Brígida la miró sin entender, con la duda pintada en el rostro.
En sus recuerdos, aunque el presidente Cárdenas nunca fue especialmente atento con su esposa, nunca le faltó nada de lo necesario para vivir bien. Tenía todo lo que una mujer de su posición podía esperar: ropa, comida, comodidades.
Así que, ¿por qué de repente la señora quería abrir su propio negocio?
—Digamos que quiero emprender algo por mi cuenta —aventó Sofía, esbozando una sonrisa. Pero aunque sus labios se curvaron, sus ojos, a pesar de intentar mostrarse tranquilos, dejaban ver una inquietud difícil de disimular.
En internet, el escándalo seguía ardiendo. Ni el equipo de relaciones públicas de Grupo Cárdenas, con toda su experiencia y recursos, había logrado sofocarlo. Apenas habían conseguido que bajara un poco la intensidad, lo que solo demostraba que había alguien poderoso moviendo los hilos detrás del telón.
Sofía se mordió los labios, pensativa.
Hasta hace poco, estaba convencida de que todo era obra de Isidora y Yolanda. Pero ahora, empezaba a sospechar que tal vez había alguien más, alguien más oculto, más peligroso.
Ese sentimiento de tener al enemigo escondido, mientras ella estaba expuesta, le apretaba el corazón.
Y la actitud indiferente de Santiago ante sus sospechas sobre Isidora terminó de partirle el alma.
Si nadie quería ayudarla, entonces sería ella quien tomaría las riendas.
Sofía apretó los puños con fuerza.
Brígida la observó vacilante, notando la tormenta de emociones que cruzaba por sus ojos. El brillo extraño que destellaba en ellos le provocó un nerviosismo difícil de explicar.
—Señora, aunque este trabajo es cansado, en el supermercado trato con gente común y eso me quita mucho peso de encima. Déjeme pensarlo un poco más, ¿sí?
Su voz se notaba incómoda.
Sofía no insistió. Asintió con calma y respondió con serenidad:
—Está bien, Brígida. Respeto tu decisión. Avísame cuando lo decidas.
Brígida la acompañó hasta la salida del supermercado, mirando cómo el carro de alquiler se alejaba. Entonces, echó una mirada nerviosa a su alrededor, se agachó en una esquina y marcó un número en su teléfono.
...
Sofía no se enteró de nada de esto. Su siguiente parada fue la casa de Teresa Bernal.
—¿Qué? ¡Entonces voy a ser como tu encargada! Como en las novelas, tú la jefa y yo la que organiza todo.
Teresa abrió los ojos como platos, sorprendida y divertida.
—Algo así —le respondió Sofía, medio sonriendo.
—¡Pues claro que le entro! —exclamó Teresa, dándose una palmada en el muslo y soltando una carcajada que llenó el lugar de energía—. Señorita, contigo siempre hay sorpresas. No solo tienes buena familia, ¡también tienes agallas!
A diferencia de la cautela de Brígida, Teresa irradiaba ese valor de quien está dispuesto a jugársela por una amiga. Fue la primera en apoyar a Sofía sin dudar.
Teresa tomó con seguridad los papeles que Sofía no había logrado entregar antes.
—Aquí está el título de propiedad y los papeles del local. La dirección es Avenida Laurel 267 —explicó Sofía, detallando cada punto con meticulosidad.
Teresa escuchó atenta, asintiendo cada tanto.
Sofía sacó unas muestras de bordados:
—Mira, Teresa, tú conoces a todos en la colonia. Ayúdame a correr la voz.

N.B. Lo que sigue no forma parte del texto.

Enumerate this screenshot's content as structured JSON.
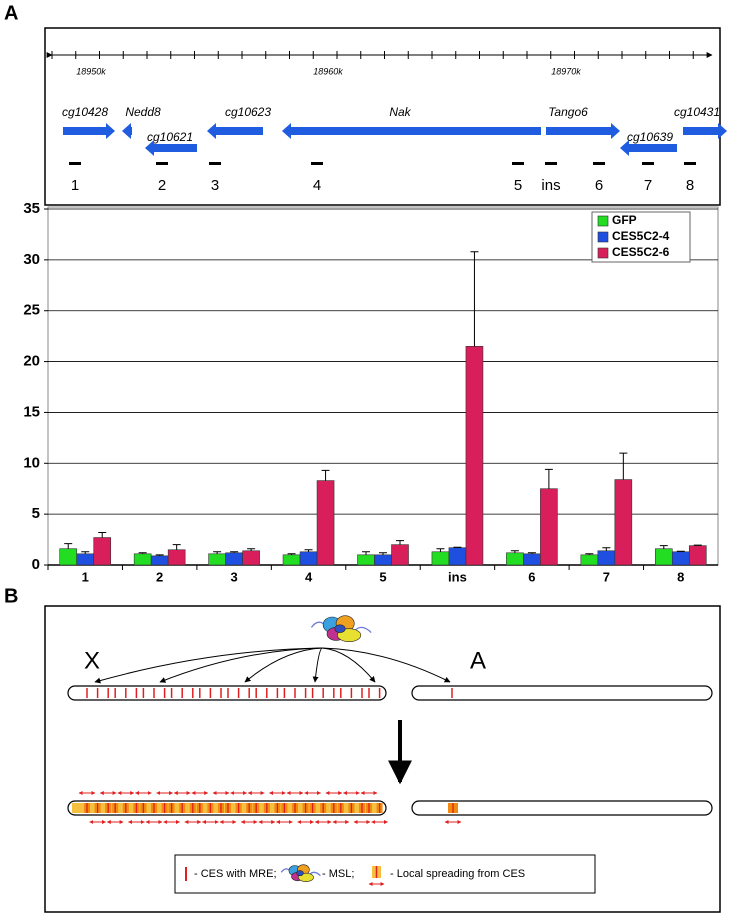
{
  "panel_a_label": "A",
  "gene_map": {
    "ruler_ticks": [
      "18950k",
      "18960k",
      "18970k"
    ],
    "genes": [
      "cg10428",
      "Nedd8",
      "cg10621",
      "cg10623",
      "Nak",
      "Tango6",
      "cg10639",
      "cg10431"
    ],
    "amplicons": [
      "1",
      "2",
      "3",
      "4",
      "5",
      "ins",
      "6",
      "7",
      "8"
    ]
  },
  "chart_data": {
    "type": "bar",
    "categories": [
      "1",
      "2",
      "3",
      "4",
      "5",
      "ins",
      "6",
      "7",
      "8"
    ],
    "series": [
      {
        "name": "GFP",
        "color": "#22dd22",
        "values": [
          1.6,
          1.1,
          1.1,
          1.0,
          1.0,
          1.3,
          1.2,
          1.0,
          1.6
        ],
        "errors": [
          0.5,
          0.1,
          0.2,
          0.1,
          0.3,
          0.3,
          0.2,
          0.1,
          0.3
        ]
      },
      {
        "name": "CES5C2-4",
        "color": "#1f4fe0",
        "values": [
          1.1,
          0.9,
          1.2,
          1.3,
          1.0,
          1.7,
          1.1,
          1.4,
          1.3
        ],
        "errors": [
          0.2,
          0.1,
          0.1,
          0.2,
          0.2,
          0.05,
          0.1,
          0.3,
          0.05
        ]
      },
      {
        "name": "CES5C2-6",
        "color": "#d81e5b",
        "values": [
          2.7,
          1.5,
          1.4,
          8.3,
          2.0,
          21.5,
          7.5,
          8.4,
          1.9
        ],
        "errors": [
          0.5,
          0.5,
          0.2,
          1.0,
          0.4,
          9.3,
          1.9,
          2.6,
          0.05
        ]
      }
    ],
    "ylim": [
      0,
      35
    ],
    "yticks": [
      0,
      5,
      10,
      15,
      20,
      25,
      30,
      35
    ],
    "grid": true,
    "legend": "top-right"
  },
  "panel_b_label": "B",
  "diagram": {
    "chromosomes": [
      "X",
      "A"
    ],
    "legend": [
      "- CES with MRE;",
      "- MSL;",
      "- Local spreading from CES"
    ]
  }
}
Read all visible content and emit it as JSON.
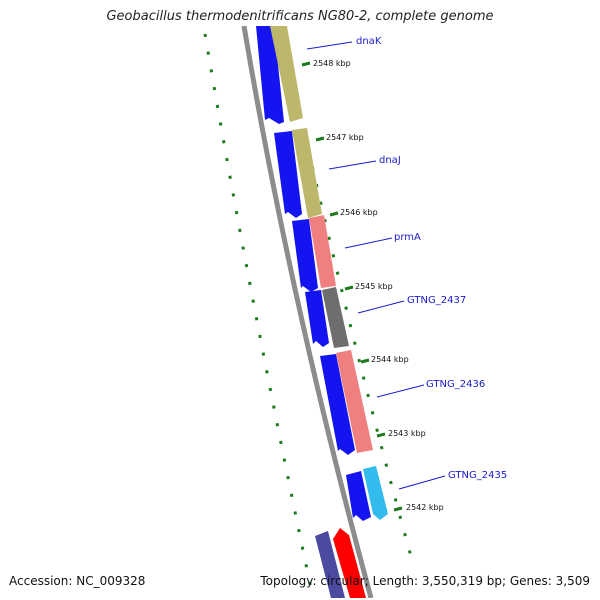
{
  "title": "Geobacillus thermodenitrificans NG80-2, complete genome",
  "footer": {
    "accession": "Accession: NC_009328",
    "topology": "Topology: circular; Length: 3,550,319 bp; Genes: 3,509"
  },
  "colors": {
    "backbone": "#8c8c8c",
    "cds": "#1414f0",
    "cog_olive": "#bdb76b",
    "cog_salmon": "#f08080",
    "cog_gray": "#6e6e6e",
    "cog_cyan": "#33bbee",
    "cog_purple": "#4a4aa0",
    "cog_red": "#ff0000",
    "ticks": "#1e7a1e",
    "label_line": "#1a1acc"
  },
  "kbp_ticks": [
    "2548 kbp",
    "2547 kbp",
    "2546 kbp",
    "2545 kbp",
    "2544 kbp",
    "2543 kbp",
    "2542 kbp"
  ],
  "gene_labels": [
    "dnaK",
    "dnaJ",
    "prmA",
    "GTNG_2437",
    "GTNG_2436",
    "GTNG_2435"
  ]
}
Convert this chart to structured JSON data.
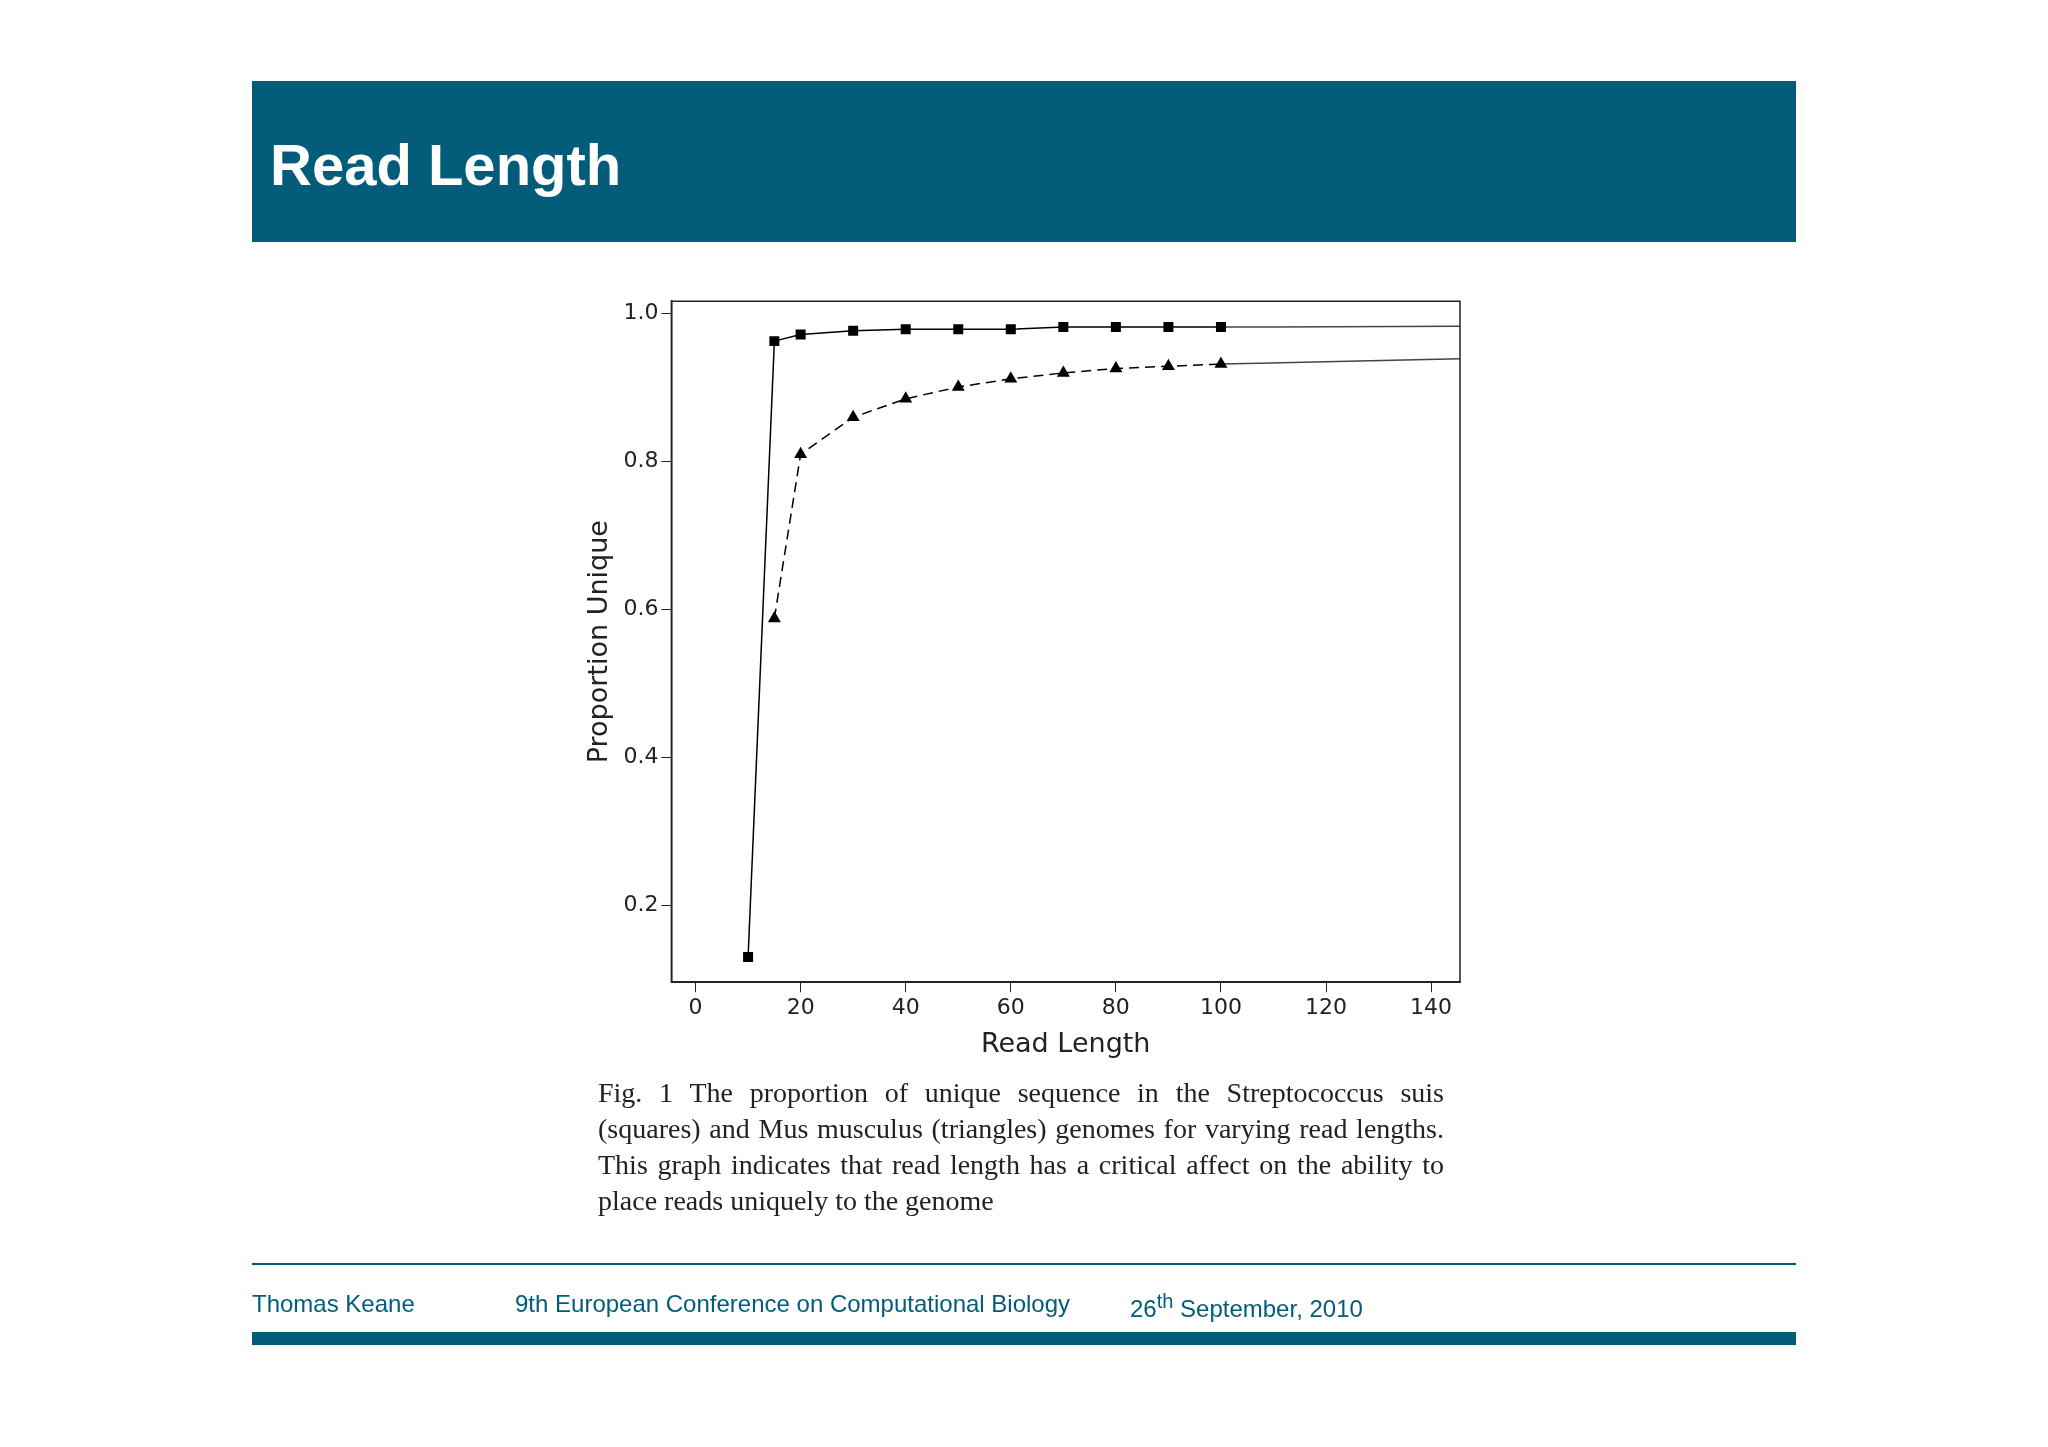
{
  "chart_data": {
    "type": "line",
    "title": "Read Length",
    "xlabel": "Read Length",
    "ylabel": "Proportion Unique",
    "xlim": [
      -4.6,
      145.5
    ],
    "ylim": [
      0.096,
      1.017
    ],
    "xticks": [
      0,
      20,
      40,
      60,
      80,
      100,
      120,
      140
    ],
    "yticks": [
      0.2,
      0.4,
      0.6,
      0.8,
      {
        "value": 1,
        "label": "1.0"
      }
    ],
    "grid": false,
    "legend": false,
    "series": [
      {
        "type": "line",
        "color": "#000000",
        "marker": "square",
        "line_style": "solid",
        "x": [
          10,
          15,
          20,
          30,
          40,
          50,
          60,
          70,
          80,
          90,
          100
        ],
        "values": [
          0.13,
          0.963,
          0.972,
          0.977,
          0.979,
          0.979,
          0.979,
          0.982,
          0.982,
          0.982,
          0.982
        ]
      },
      {
        "type": "line",
        "color": "#000000",
        "marker": "triangle",
        "line_style": "dashed",
        "x": [
          15,
          20,
          30,
          40,
          50,
          60,
          70,
          80,
          90,
          100
        ],
        "values": [
          0.588,
          0.81,
          0.86,
          0.885,
          0.901,
          0.912,
          0.92,
          0.926,
          0.929,
          0.932
        ]
      },
      {
        "type": "line",
        "color": "#444444",
        "marker": "none",
        "line_style": "solid",
        "x": [
          100,
          145.5
        ],
        "values": [
          0.982,
          0.983
        ]
      },
      {
        "type": "line",
        "color": "#444444",
        "marker": "none",
        "line_style": "solid",
        "x": [
          100,
          145.5
        ],
        "values": [
          0.932,
          0.939
        ]
      }
    ],
    "annotations": [
      "Fig. 1  The proportion of unique sequence in the Streptococcus suis (squares) and Mus musculus (triangles) genomes for varying read lengths. This graph indicates that read length has a critical affect on the ability to place reads uniquely to the genome",
      "Thomas Keane",
      "9th European Conference on Computational Biology",
      "26$^{th}$ September, 2010"
    ]
  }
}
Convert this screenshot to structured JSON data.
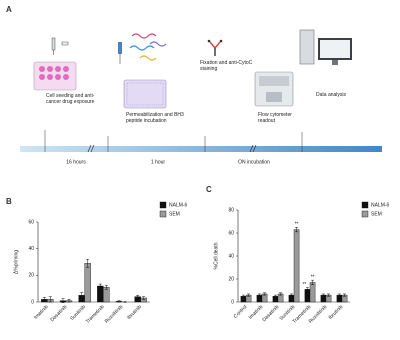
{
  "panel_a": {
    "label": "A",
    "steps": [
      "Cell seeding and anti-cancer drug exposure",
      "Permeabilization and BH3 peptide incubation",
      "Fixation and anti-CytoC staining",
      "Flow cytometer readout",
      "Data analysis"
    ],
    "timeline": [
      "16 hours",
      "1 hour",
      "ON incubation"
    ]
  },
  "chart_data": [
    {
      "type": "bar",
      "panel": "B",
      "ylabel": "Δ%priming",
      "categories": [
        "Imatinib",
        "Dasatinib",
        "Sunitinib",
        "Trametinib",
        "Ruxolitinib",
        "Ibrutinib"
      ],
      "series": [
        {
          "name": "NALM-6",
          "color": "#111111",
          "values": [
            2,
            1,
            5,
            12,
            0.5,
            4
          ],
          "errors": [
            1.5,
            1.5,
            2,
            1.5,
            0.5,
            1
          ]
        },
        {
          "name": "SEM",
          "color": "#9a9a9a",
          "values": [
            2,
            1,
            29,
            11,
            0,
            3
          ],
          "errors": [
            2,
            1,
            3,
            1.5,
            0.3,
            1
          ]
        }
      ],
      "ylim": [
        0,
        60
      ],
      "yticks": [
        0,
        20,
        40,
        60
      ]
    },
    {
      "type": "bar",
      "panel": "C",
      "ylabel": "%Cell death",
      "categories": [
        "Control",
        "Imatinib",
        "Dasatinib",
        "Sunitinib",
        "Trametinib",
        "Ruxolitinib",
        "Ibrutinib"
      ],
      "series": [
        {
          "name": "NALM-6",
          "color": "#111111",
          "values": [
            5,
            6,
            5,
            6,
            11,
            6,
            6
          ],
          "errors": [
            1,
            1,
            1,
            1,
            1.5,
            1,
            1
          ]
        },
        {
          "name": "SEM",
          "color": "#9a9a9a",
          "values": [
            6,
            7,
            7,
            63,
            17,
            6,
            6
          ],
          "errors": [
            1,
            1,
            1,
            2,
            2,
            1,
            1
          ]
        }
      ],
      "ylim": [
        0,
        80
      ],
      "yticks": [
        0,
        20,
        40,
        60,
        80
      ],
      "annotations": [
        "**",
        "**",
        "**"
      ]
    }
  ]
}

Sofía sintió el pecho lleno de gratitud.
—No puedo quedarme mucho rato. Te mando los planos para la remodelación —dijo, y Teresa aceptó de inmediato:
—¡Mejor! A mí no me gustan nada esos asuntos de calcular y diseñar, tú mándame lo que haya que hacer.
Platicaron un poco más, y ya entrada la tarde, Sofía tomó otro carro y llegó a Villas del Monte Verde.
Apenas bajó, otro carro de alquiler se detuvo justo frente a ella.
La ventanilla bajó y una voz salió disparada:
—Señorita, ¿necesita un taxi?
Sofía lo miró, extrañada.
Si acababa de bajar de uno, ¿para qué le preguntaban eso?
—No, gracias —respondió sin detenerse, lista para regresar a la casa. Tenía días sin ver a Bea y la ansiedad la apuraba.
Sin embargo, apenas dio unos pasos, escuchó detrás de sí el sonido de alguien corriendo.
Antes de poder reaccionar, sintió cómo alguien le jaló el cabello con fuerza, estirándole todo el cuero cabelludo.
Un murmullo venenoso le sonó al oído:
—Maldita, ¿creíste que podías escaparte?